EU-Lieferkettengesetz nimmt nächste Hürde – Schwachstellen des deutschen Entwurfs immer deutlicher

Müssen bald Unternehmen in ganz Europa dafür sorgen, dass es in ihren Lieferketten nicht zu Menschenrechtsverletzungen und Umweltzerstörung kommt? Die gestrige Abstimmung im Europaparlament war jedenfalls ein weiterer Schritt in diese Richtung. Was dabei immer deutlicher wird: Der Gesetzentwurf für ein deutsches Lieferkettengesetz reicht hinten und vorne nicht aus!

11. März 2021 – Am Ende war es ein deutliches Ergebnis: 504 von 695 Parlamentarier*innen stimmten gestern im Europaparlament für den sogenannten „Legislativbericht über menschenrechtliche und umweltbezogene Sorgfaltspflichten von Unternehmen“. Das bedeutet: Das Europaparlament empfiehlt der EU-Kommission, eine Art EU-weites Lieferkettengesetz einzuführen. Inhaltlich geht das Europaparlament dabei weit über den verwässerten deutschen Gesetzesentwurf hinaus, auf den sich die Bundesregierung letzte Woche geeinigt hat.

Dementsprechend zufrieden war auch die Abgeordnete Lara Wolters, die den Bericht eingebracht hatte: „Für Unternehmen schaffen wir ein level playing field und Rechtssicherheit. Für Verbraucher*innen garantieren wir faire Produkte. Für Arbeiter*innen erhöhen wir den Schutz. Für Opfer von Menschenrechtsverletzungen verbessern wir den Rechtszugang. Und für die Umwelt gehen wir einen Schritt, der bereits lange überfällig war.“

Das klingt vielversprechend – und in der Tat kommt der Bericht des EU-Parlaments genau rechtzeitig: Im Juni will der EU-Justizkommissar Didier Reynders seine Pläne für ein europäisches Lieferkettengesetz vorstellen. Die gestrige Abstimmung im EU-Parlament gibt ihm hierfür gehörigen Rückenwind. Denn die Abgeordneten haben auch mehrere Änderungsanträge abgelehnt, die den Parlamentsbericht verwässern sollten.

Trotzdem ist der Weg zu einem europäischen Lieferkettengesetz noch lang. In den kommenden Monaten wird es hitzige Debatten über den Anwendungsbereich, die Reichweite der Sorgfaltspflichten und die Frage der zivilrechtlichen Haftung geben.
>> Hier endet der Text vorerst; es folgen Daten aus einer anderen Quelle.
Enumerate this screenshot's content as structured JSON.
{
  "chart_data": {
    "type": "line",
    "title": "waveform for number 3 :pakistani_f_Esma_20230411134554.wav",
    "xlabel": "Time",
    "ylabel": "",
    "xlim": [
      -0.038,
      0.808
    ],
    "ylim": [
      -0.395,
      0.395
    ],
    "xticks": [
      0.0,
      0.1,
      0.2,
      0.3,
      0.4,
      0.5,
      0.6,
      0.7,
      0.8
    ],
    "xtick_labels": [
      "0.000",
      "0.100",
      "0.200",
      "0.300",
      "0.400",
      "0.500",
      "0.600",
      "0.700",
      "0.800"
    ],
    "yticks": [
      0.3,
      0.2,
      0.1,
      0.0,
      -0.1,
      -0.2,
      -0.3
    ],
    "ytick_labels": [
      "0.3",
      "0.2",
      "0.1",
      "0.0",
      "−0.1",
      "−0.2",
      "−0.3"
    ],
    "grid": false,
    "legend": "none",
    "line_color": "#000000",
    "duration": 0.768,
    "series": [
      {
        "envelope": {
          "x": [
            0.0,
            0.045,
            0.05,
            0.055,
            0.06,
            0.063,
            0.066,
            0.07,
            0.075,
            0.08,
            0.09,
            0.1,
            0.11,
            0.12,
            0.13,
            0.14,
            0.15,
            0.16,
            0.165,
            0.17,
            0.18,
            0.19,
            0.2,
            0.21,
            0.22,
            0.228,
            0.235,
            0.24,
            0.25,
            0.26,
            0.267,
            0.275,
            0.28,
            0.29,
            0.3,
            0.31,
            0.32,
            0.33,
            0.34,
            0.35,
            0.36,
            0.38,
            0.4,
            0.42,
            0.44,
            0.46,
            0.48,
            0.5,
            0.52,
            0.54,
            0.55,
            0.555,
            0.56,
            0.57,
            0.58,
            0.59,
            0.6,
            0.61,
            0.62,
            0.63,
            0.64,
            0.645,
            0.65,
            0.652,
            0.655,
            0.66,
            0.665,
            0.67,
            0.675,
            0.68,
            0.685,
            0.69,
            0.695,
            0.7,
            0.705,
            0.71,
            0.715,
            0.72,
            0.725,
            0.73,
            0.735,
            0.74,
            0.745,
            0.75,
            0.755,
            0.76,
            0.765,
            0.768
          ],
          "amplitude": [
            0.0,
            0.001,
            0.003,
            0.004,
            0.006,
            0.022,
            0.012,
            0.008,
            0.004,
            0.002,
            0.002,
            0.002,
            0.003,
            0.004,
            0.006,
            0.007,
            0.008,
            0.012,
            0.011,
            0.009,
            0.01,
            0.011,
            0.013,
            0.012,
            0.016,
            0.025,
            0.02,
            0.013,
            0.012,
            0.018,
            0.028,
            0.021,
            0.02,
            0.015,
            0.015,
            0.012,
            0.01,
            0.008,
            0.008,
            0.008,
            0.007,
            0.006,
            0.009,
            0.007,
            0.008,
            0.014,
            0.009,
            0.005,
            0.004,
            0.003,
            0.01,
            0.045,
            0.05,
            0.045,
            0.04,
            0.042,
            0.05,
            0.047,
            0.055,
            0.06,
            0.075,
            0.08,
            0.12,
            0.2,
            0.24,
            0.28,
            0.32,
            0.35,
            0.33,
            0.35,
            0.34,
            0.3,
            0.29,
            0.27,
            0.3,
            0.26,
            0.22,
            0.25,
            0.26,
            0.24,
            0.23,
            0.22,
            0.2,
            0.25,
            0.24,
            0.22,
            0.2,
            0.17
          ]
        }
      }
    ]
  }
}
Auch wir werden uns in diese Debatte einmischen: Im Konsultationsverfahren der EU-Kommission haben wir bereits eine Stellungnahme eingereicht.

Ein Vergleich zwischen dem Vorschlag des EU-Parlaments und den Plänen der Bundesregierung macht die Schwachstellen des deutschen Gesetzentwurfs noch mal in aller Deutlichkeit sichtbar:

  • Das EU-Parlament plant einen größeren Anwendungsbereich als die Bundesregierung: Es will viel mehr Unternehmen einbeziehen, darunter auch kleine und mittlere, die an der Börse notiert oder in Risikosektoren tätig sind. Auch US-amerikanische und chinesische Firmen, die in der EU Geschäfte machen, würden erfasst.
  • Sowohl der Bericht des EU-Parlaments als auch die Pläne von Kommissar Reynders beinhalten, wogegen sich der deutsche Wirtschaftsminister so vehement und erfolgreich gesträubt hat: klare Bestimmungen zur zivilrechtlichen Haftung, um die Rechte von Betroffenen zu stärken.
  • Die Reichweite der Sorgfaltspflichten ist die größte Schwäche des deutschen Gesetzentwurfs: Jenseits der direkten Vertragspartner müssten Unternehmen Risiken nur in den Blick nehmen, wenn sie einen „Anlass“ dafür haben. Das wäre in etwa so, als würde man einen Brandmelder erst dann einbauen, wenn das Haus schon in Flammen steht. Dagegen betonte Justizkommissar Reynders mit Blick auf den Bericht klar, dass Unternehmen entlang der gesamten Wertschöpfungskette proaktiv handeln müssen. Wer Zwangs- oder Kinderarbeit bekämpfen will, darf sich nicht auf direkte Lieferbeziehungen beschränken!
  • Auch in Bezug auf Umweltfragen geht der Vorschlag des EU-Parlaments über den deutschen Gesetzentwurf hinaus. Anders als der Entwurf der Bundesregierung sieht der Bericht des EU-Parlaments eine eigenständige umweltbezogene Sorgfaltspflicht vor – im Angesicht von Klimawandel und fortschreitender Umweltzerstörung ist das überfällig.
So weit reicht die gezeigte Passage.